Penelitian ini bertujuan untuk mengetahui  pengaruh pemberian dosis pupuk organik cair kulit nanas pada pertumbuhan dan produksi tanaman kacang panjang (Vigna sinensis L.). Penelitian ini menggunakan Rancangan Acak Kelompok (RAK), dengan empat perlakuan tiga kali ulangan, sehingga terdapat 12 bedengan percobaan.
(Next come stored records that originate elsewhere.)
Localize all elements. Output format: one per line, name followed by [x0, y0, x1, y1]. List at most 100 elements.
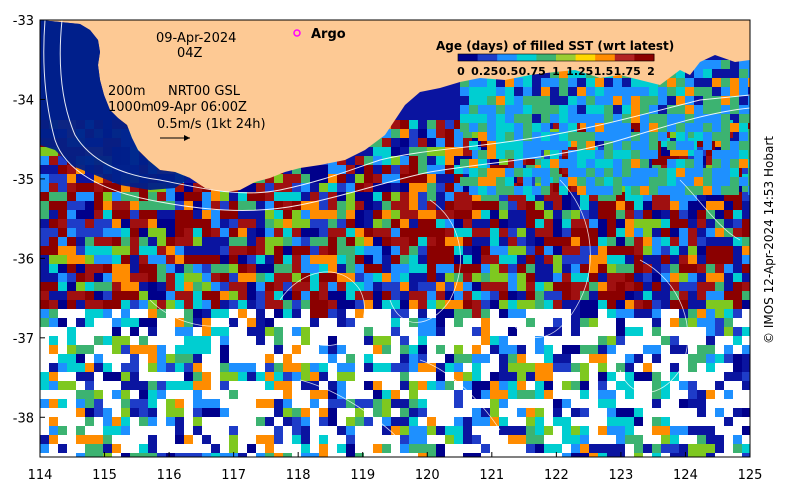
sst-pixel — [706, 156, 715, 165]
sst-pixel — [454, 255, 463, 264]
sst-pixel — [58, 264, 67, 273]
sst-pixel — [514, 96, 523, 105]
sst-pixel — [85, 408, 94, 417]
sst-pixel — [220, 426, 229, 435]
sst-pixel — [292, 354, 301, 363]
colorbar-swatch — [556, 54, 577, 61]
sst-pixel — [310, 282, 319, 291]
sst-pixel — [667, 159, 676, 168]
sst-pixel — [157, 309, 166, 318]
sst-pixel — [688, 282, 697, 291]
sst-pixel — [427, 255, 436, 264]
sst-pixel — [121, 417, 130, 426]
sst-pixel — [469, 87, 478, 96]
sst-pixel — [184, 435, 193, 444]
colorbar-swatch — [614, 54, 635, 61]
sst-pixel — [355, 264, 364, 273]
sst-pixel — [436, 210, 445, 219]
sst-pixel — [382, 417, 391, 426]
sst-pixel — [724, 264, 733, 273]
sst-pixel — [616, 408, 625, 417]
sst-pixel — [505, 87, 514, 96]
sst-pixel — [193, 426, 202, 435]
sst-pixel — [652, 435, 661, 444]
sst-pixel — [643, 291, 652, 300]
sst-pixel — [667, 123, 676, 132]
sst-pixel — [598, 435, 607, 444]
sst-pixel — [220, 453, 229, 457]
sst-pixel — [373, 354, 382, 363]
sst-pixel — [604, 186, 613, 195]
sst-pixel — [478, 159, 487, 168]
sst-pixel — [496, 177, 505, 186]
sst-pixel — [478, 105, 487, 114]
sst-pixel — [184, 381, 193, 390]
sst-pixel — [577, 114, 586, 123]
sst-pixel — [319, 381, 328, 390]
sst-pixel — [562, 327, 571, 336]
sst-pixel — [487, 105, 496, 114]
sst-pixel — [517, 246, 526, 255]
sst-pixel — [463, 237, 472, 246]
sst-pixel — [505, 141, 514, 150]
sst-pixel — [544, 336, 553, 345]
sst-pixel — [58, 237, 67, 246]
sst-pixel — [355, 156, 364, 165]
sst-pixel — [595, 177, 604, 186]
sst-pixel — [364, 147, 373, 156]
sst-pixel — [487, 168, 496, 177]
sst-pixel — [400, 273, 409, 282]
sst-pixel — [721, 177, 730, 186]
sst-pixel — [661, 390, 670, 399]
sst-pixel — [661, 219, 670, 228]
sst-pixel — [607, 363, 616, 372]
sst-pixel — [175, 381, 184, 390]
sst-pixel — [94, 354, 103, 363]
sst-pixel — [427, 156, 436, 165]
sst-pixel — [688, 309, 697, 318]
sst-pixel — [67, 282, 76, 291]
sst-pixel — [598, 417, 607, 426]
sst-pixel — [409, 426, 418, 435]
sst-pixel — [355, 327, 364, 336]
sst-pixel — [586, 141, 595, 150]
sst-pixel — [526, 255, 535, 264]
colorbar-swatch — [497, 54, 518, 61]
sst-pixel — [346, 417, 355, 426]
sst-pixel — [631, 105, 640, 114]
sst-pixel — [220, 291, 229, 300]
sst-pixel — [577, 141, 586, 150]
sst-pixel — [703, 186, 712, 195]
sst-pixel — [469, 177, 478, 186]
sst-pixel — [409, 309, 418, 318]
sst-pixel — [559, 105, 568, 114]
sst-pixel — [724, 345, 733, 354]
sst-pixel — [202, 192, 211, 201]
sst-pixel — [94, 300, 103, 309]
sst-pixel — [688, 417, 697, 426]
sst-pixel — [256, 408, 265, 417]
sst-pixel — [544, 381, 553, 390]
sst-pixel — [616, 354, 625, 363]
sst-pixel — [550, 105, 559, 114]
sst-pixel — [607, 255, 616, 264]
sst-pixel — [346, 201, 355, 210]
sst-pixel — [454, 174, 463, 183]
sst-pixel — [292, 165, 301, 174]
sst-pixel — [481, 138, 490, 147]
sst-pixel — [496, 150, 505, 159]
sst-pixel — [238, 327, 247, 336]
sst-pixel — [400, 282, 409, 291]
sst-pixel — [481, 246, 490, 255]
sst-pixel — [373, 147, 382, 156]
sst-pixel — [472, 210, 481, 219]
sst-pixel — [49, 345, 58, 354]
sst-pixel — [301, 363, 310, 372]
sst-pixel — [571, 453, 580, 457]
sst-pixel — [553, 300, 562, 309]
sst-pixel — [283, 282, 292, 291]
sst-pixel — [523, 141, 532, 150]
sst-pixel — [481, 210, 490, 219]
sst-pixel — [112, 381, 121, 390]
sst-pixel — [445, 390, 454, 399]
P0 = Tanpa perlakuan (kontrol); P1 = 150 milliliter pupuk organik cair kulit nanas + 1 liter air per bedengan = 1.041 liter per hektar; P2 = 300 milliliter pupuk organik cair kulit nanas + 1 liter air per bedengan = 2.083 liter per hektar; P3 = 450 milliliter pupuk organik cair kulit nanas + 1 liter air per bedengan = 3.124 liter per hektar. Penggunanaan pupuk organic cair kulit nenas pada tanaman kacang Panjang memperlihatkan perbedaan pertumbuhan pada perlakauan dengan tidak memberikan pupuk organic cair kulit nenas. Pemberian pupuk organic cair dengan dosis 450 mililiter fermentasi kulit nenas + 1 liter air setiap bedengan menunjukkan pengaruh nyata dibandingkan dengan perlakuan yang lain, Rata rata pertumbuhan tinggi tanaman mencapai 203,56 centimeter dengan jumlah daun rata rata mencapai 48,27 helai serta berat basah rata -rata mencapai 100,73 gram.